Trata-se de uma obra com temas atuais tratados de forma bem-humorada, com uma linguagem original.

Da Redação

quarta-feira, 8 de junho de 2016

Atualizado em 6 de junho de 2016 12:40

Paula Mandel reúne alguns contos em "Onde os Pombos Dormem" (Benfazeja - 61p.). Sua escrita é fluída, leve, peculiar, com um toque de ironia, mas sem perder o senso da realidade.

Os textos descompromissados vão dos pensamentos psicanalistas de Lacan até o autor dos Lusíadas. E ainda complementa seus pensamentos com teorias de Freud, Nietzsche e Schopenhauer.

Os personagens de seus contos enfrentam conflitos internos universais de uma forma realista, inquieta e inquietante.

Uma mulher abandonada, um vizinho psicopata, uma mãe em crise de identidade, um escritor diante de um dilema moral, um casal à procura de privacidade, uma filha diante do abandono do pai homossexual, entre outros, são personagens que inspiram empatia por suas reflexões honestas.

Confira na íntegra o conto "Onde os Pombos Dormem" :

Uma casa infestada de pragas a minha cabeça. No forro o barulho de asas. Asas batendo como se pudessem erguer teto cérebro colunas alicerce. Eu todo. O barulho alado numa casa de vigas podres. Vigas cruzadas em caminhos túneis escavados nas meninges do teto.

Quando o desejo arrulha alto, trato de escondê-lo. E me escondo junto. Eu todo. Não é pra lá que devemos ir? É sim. É pra onde vamos. Praquele lugar escuro e sujo. Onde nos abrigamos do frio e do terror da noite. Fugindo dos predadores e dos primos ratos. E o uivo do vento faz tremer as calhas, mas não entra. Onde o medo é nudez e também cobertor. E a ideia do dia é só mais um fantasma. Lá mesmo, onde dormem os pombos. Onde medo e desejo dão as mãos. Onde matar morrer nascer são apenas verbos. Onde não há julgamento e o tempo é círculo.

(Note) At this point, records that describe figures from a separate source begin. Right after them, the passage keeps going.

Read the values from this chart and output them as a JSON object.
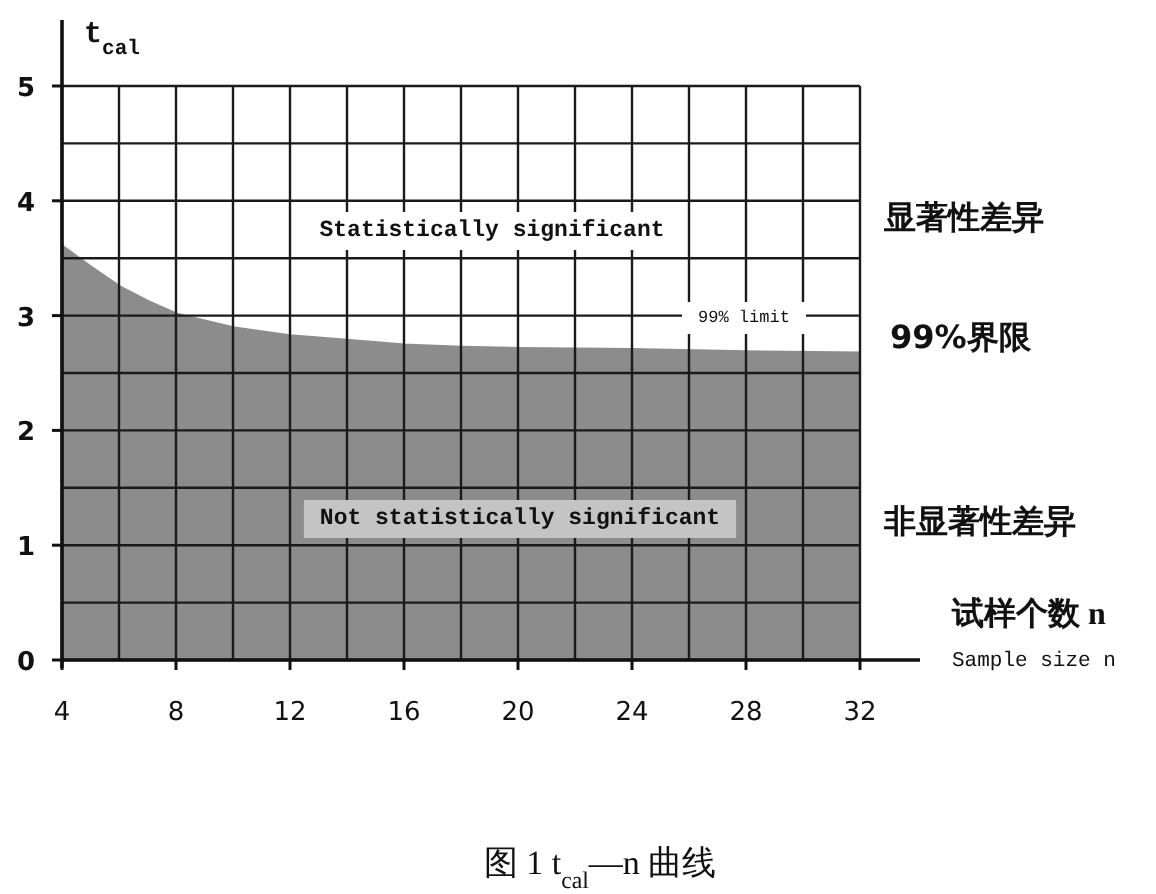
{
  "chart_data": {
    "type": "area",
    "title": "图 1 t$_{cal}$—n 曲线",
    "xlabel": "试样个数 n",
    "ylabel": "t$_{cal}$",
    "annotations": [
      "Statistically significant",
      "99% limit",
      "Not statistically significant",
      "显著性差异",
      "99%界限",
      "非显著性差异",
      "Sample size n"
    ],
    "x": [
      4,
      5,
      6,
      7,
      8,
      9,
      10,
      12,
      14,
      16,
      18,
      20,
      24,
      28,
      32
    ],
    "series": [
      {
        "color": "#8c8c8c",
        "values": [
          3.6,
          3.42,
          3.25,
          3.12,
          3.01,
          2.95,
          2.89,
          2.82,
          2.78,
          2.74,
          2.72,
          2.71,
          2.7,
          2.68,
          2.67
        ]
      }
    ],
    "xlim": [
      4,
      32
    ],
    "ylim": [
      0,
      5
    ],
    "xticks": [
      4,
      {
        "value": 6,
        "label": null
      },
      8,
      {
        "value": 10,
        "label": null
      },
      12,
      {
        "value": 14,
        "label": null
      },
      16,
      {
        "value": 18,
        "label": null
      },
      20,
      {
        "value": 22,
        "label": null
      },
      24,
      {
        "value": 26,
        "label": null
      },
      28,
      {
        "value": 30,
        "label": null
      },
      32
    ],
    "yticks": [
      0,
      {
        "value": 0.5,
        "label": null
      },
      1,
      {
        "value": 1.5,
        "label": null
      },
      2,
      {
        "value": 2.5,
        "label": null
      },
      3,
      {
        "value": 3.5,
        "label": null
      },
      4,
      {
        "value": 4.5,
        "label": null
      },
      5
    ],
    "grid": true
  }
}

O meu impulso cru é pombo asqueroso. E depois do recalcamento é pombo escondido. Asqueroso ainda. Porque nenhuma ideia-desejo pode ser maior que seu dono e, quando acontece, vitória da loucura. Tudo isso enquanto finjo dormir, enquanto agarro e prendo o final da noite nas masmorras das minhas pestanas.

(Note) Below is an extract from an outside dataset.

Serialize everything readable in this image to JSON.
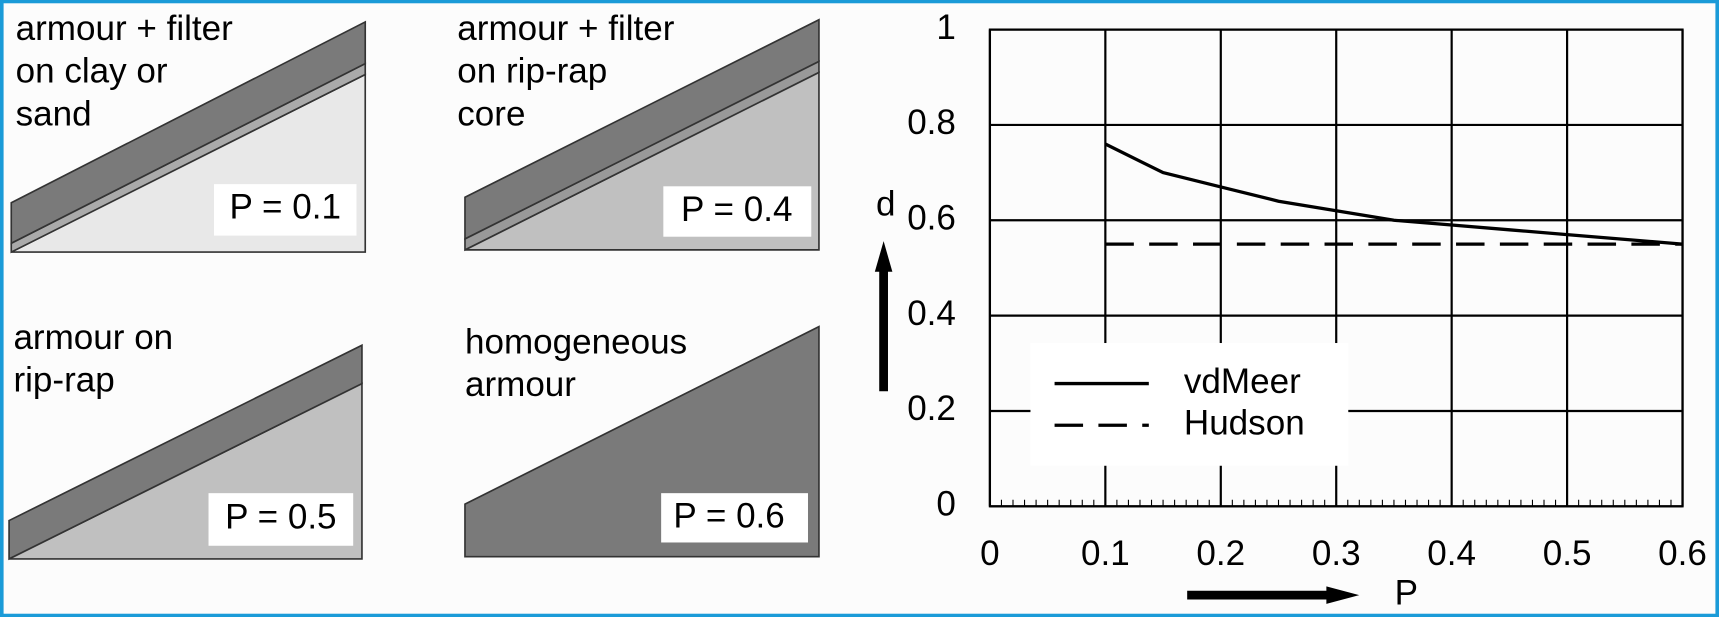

Nesses segundos da manhã nascida ele se levanta. O fio de baba escorre da boca e pousa macio na fronha. Um verme na marca de maçã que sua bochecha deixou no travesseiro. Ele tosse fundo. Fundo demais pra superficialidade de suas ideias. Mas não tão fundo quanto o lodo em que o pesquei. Lodo profundo em que pesco peixes frescos fresquinhos às quartas-feiras com minha vara de pescar movida a viagra.

Não esgrimo mais. Tremor das mãos roubou a precisão dos movimentos. E os troféus da prateleira espetam meu orgulho. Assim como a máscara e o sabre pendurados na parede do quarto. Ideia tola de ex-amante arquiteto, achou que seria decorativo. Museu. Tremor das mãos impedem que o sabre fique reto. Parece chiste. Esgrimista brocha. Em campeonato e na cama.

Não esgrimo mais, por isso virei pescador de fresquinhos no lodo da quarta-feira com minha vara flácida. Atrás do Detran a feira de fresquinhos da quarta. Pesco nádegas. Analiso fundilhos escamas ossos cartilagens dos meus fresquinhos.

Pequenos deleites de um velho pederasta. Migalhas para o membro movido a viagra. Seus músculos e cabelos e pelos dourados e coxas firmes balestrando e estocando minha decrepitude. Dois oponentes na esgrima, sua juventude contra minha podridão.

E o fresquinho desta quarta-feira entra no banheiro. Som de água escorrendo. Lavando músculos cabelos pelos dourados.

Queria comê-lo inteiro. Não só o cu o pau a boca e os cantinhos. Quero engolir tudo. Digerir a alma e o tempo que lhe resta, sobretudo este. Quero o tempo dele pra mim. Como selvagem que mastiga o oponente para herdar sua coragem, quero devorar o ponteiro para bater as horas do seu relógio. O ponteiro ereto no meio de suas pernas. As pernas do fresquinho da quarta-feira que pesquei com minha vara flácida movida a viagra. Uma casa infestada de pragas a minha cabeça.

Desejo arrulhando em mim. Pombo asqueroso.

O barulho de asas farfalhando nos caminhos túneis escavados nas meninges do meu teto. Dessa vez as asas vão levantar o teto as vigas. Eu todo. Porque pombo asqueroso também quer voar.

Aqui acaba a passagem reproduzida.